The PEG ratio is a metric used by traders to complement or supplement the classic P/E ratio by incorporating a measure of a company’s expected future earnings.
Using the PEG Ratio in Day Trading
While the classic P/E ratio is still a very useful and broadly-applicable metric, it inevitably leads to the question of a firm’s projected future earnings growth.
Therefore, the PEG ratio is a powerful supplement or complement to the P/E ratio that offers a metric for the next logical step in earnings analysis while maintaining the same cogent underlying logic as the P/E ratio.
Issues with the PEG Ratio
The issues and difficulties in developing and the applying the PEG ratio arise in the determination of the earnings growth denominator.
There is no accepted rule for determining a company’s rate of earnings growth.

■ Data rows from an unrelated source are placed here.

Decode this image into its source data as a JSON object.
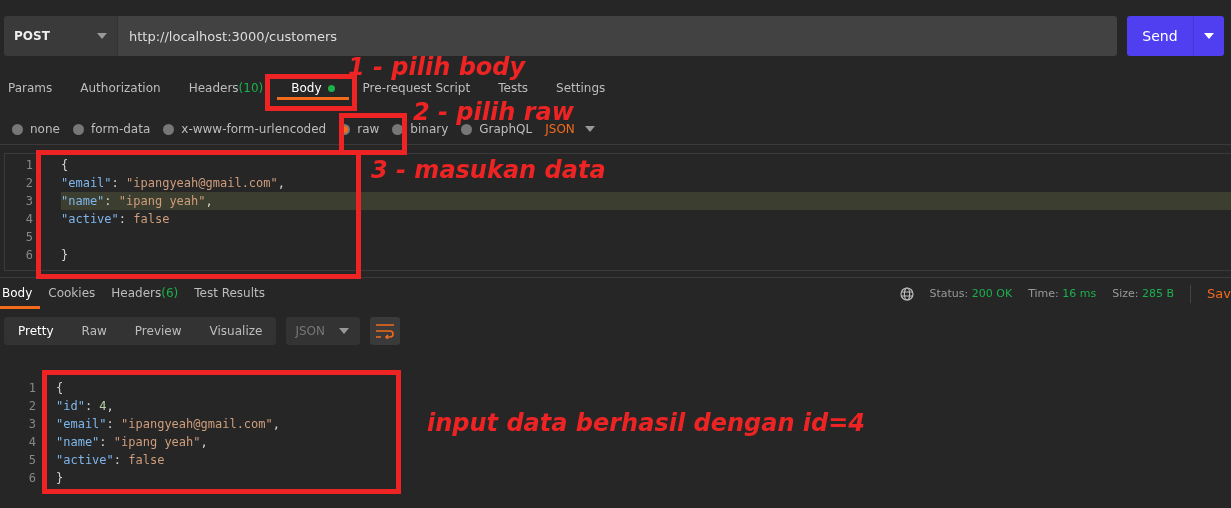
{
  "request": {
    "method": "POST",
    "url": "http://localhost:3000/customers",
    "send": "Send"
  },
  "request_tabs": [
    {
      "label": "Params",
      "selected": false
    },
    {
      "label": "Authorization",
      "selected": false
    },
    {
      "label": "Headers",
      "count": "(10)",
      "selected": false
    },
    {
      "label": "Body",
      "dot": true,
      "selected": true
    },
    {
      "label": "Pre-request Script",
      "selected": false
    },
    {
      "label": "Tests",
      "selected": false
    },
    {
      "label": "Settings",
      "selected": false
    }
  ],
  "body_types": [
    {
      "label": "none",
      "selected": false
    },
    {
      "label": "form-data",
      "selected": false
    },
    {
      "label": "x-www-form-urlencoded",
      "selected": false
    },
    {
      "label": "raw",
      "selected": true
    },
    {
      "label": "binary",
      "selected": false
    },
    {
      "label": "GraphQL",
      "selected": false
    }
  ],
  "body_format": "JSON",
  "request_editor": [
    {
      "number": "1",
      "tokens": [
        {
          "kind": "punct",
          "text": "{"
        }
      ]
    },
    {
      "number": "2",
      "tokens": [
        {
          "kind": "key",
          "text": "\"email\""
        },
        {
          "kind": "punct",
          "text": ": "
        },
        {
          "kind": "string",
          "text": "\"ipangyeah@gmail.com\""
        },
        {
          "kind": "punct",
          "text": ","
        }
      ]
    },
    {
      "number": "3",
      "highlighted": true,
      "tokens": [
        {
          "kind": "key",
          "text": "\"name\""
        },
        {
          "kind": "punct",
          "text": ": "
        },
        {
          "kind": "string",
          "text": "\"ipang yeah\""
        },
        {
          "kind": "punct",
          "text": ","
        }
      ]
    },
    {
      "number": "4",
      "tokens": [
        {
          "kind": "key",
          "text": "\"active\""
        },
        {
          "kind": "punct",
          "text": ": "
        },
        {
          "kind": "bool",
          "text": "false"
        }
      ]
    },
    {
      "number": "5"
    },
    {
      "number": "6",
      "tokens": [
        {
          "kind": "punct",
          "text": "}"
        }
      ]
    }
  ],
  "response_tabs": [
    {
      "label": "Body",
      "selected": true
    },
    {
      "label": "Cookies",
      "selected": false
    },
    {
      "label": "Headers",
      "count": "(6)",
      "selected": false
    },
    {
      "label": "Test Results",
      "selected": false
    }
  ],
  "response_status": [
    {
      "label": "Status:",
      "value": "200 OK"
    },
    {
      "label": "Time:",
      "value": "16 ms"
    },
    {
      "label": "Size:",
      "value": "285 B"
    }
  ],
  "save": "Sav",
  "view_modes": [
    {
      "label": "Pretty",
      "selected": true
    },
    {
      "label": "Raw",
      "selected": false
    },
    {
      "label": "Preview",
      "selected": false
    },
    {
      "label": "Visualize",
      "selected": false
    }
  ],
  "response_format": "JSON",
  "response_editor": [
    {
      "number": "1",
      "tokens": [
        {
          "kind": "punct",
          "text": "{"
        }
      ]
    },
    {
      "number": "2",
      "tokens": [
        {
          "kind": "key",
          "text": "\"id\""
        },
        {
          "kind": "punct",
          "text": ": "
        },
        {
          "kind": "number",
          "text": "4"
        },
        {
          "kind": "punct",
          "text": ","
        }
      ]
    },
    {
      "number": "3",
      "tokens": [
        {
          "kind": "key",
          "text": "\"email\""
        },
        {
          "kind": "punct",
          "text": ": "
        },
        {
          "kind": "string",
          "text": "\"ipangyeah@gmail.com\""
        },
        {
          "kind": "punct",
          "text": ","
        }
      ]
    },
    {
      "number": "4",
      "tokens": [
        {
          "kind": "key",
          "text": "\"name\""
        },
        {
          "kind": "punct",
          "text": ": "
        },
        {
          "kind": "string",
          "text": "\"ipang yeah\""
        },
        {
          "kind": "punct",
          "text": ","
        }
      ]
    },
    {
      "number": "5",
      "tokens": [
        {
          "kind": "key",
          "text": "\"active\""
        },
        {
          "kind": "punct",
          "text": ": "
        },
        {
          "kind": "bool",
          "text": "false"
        }
      ]
    },
    {
      "number": "6",
      "tokens": [
        {
          "kind": "punct",
          "text": "}"
        }
      ]
    }
  ],
  "annotations": [
    {
      "text": "1 - pilih body"
    },
    {
      "text": "2 - pilih raw"
    },
    {
      "text": "3 - masukan data"
    },
    {
      "text": "input data berhasil dengan id=4"
    }
  ]
}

Few companies have earnings that have grown, or declined, on a linear path, and assuming that future earnings can simply be projected from past earnings is an obtuse form of analysis.
On the other hand, projecting future earnings growth based on analysis of the company’s current operations risks falling into the same overly optimistic or pessimistic perspective that leads to extreme P/E ratios in the first place, which would neutralize the objective perspective that makes the P/E ratio such a popular metric.
The PEG ratio is a useful supplement or complement to the P/E ratio that maintains the P/E ratio’s cogent underlying logic in the evaluation of stock prices.
However, there are issues and complications that arise when attempting to develop a measure of future earnings. This indicator or measurement should always be used in conjunction with other indicators or measurements to help make decisions when trading or investing.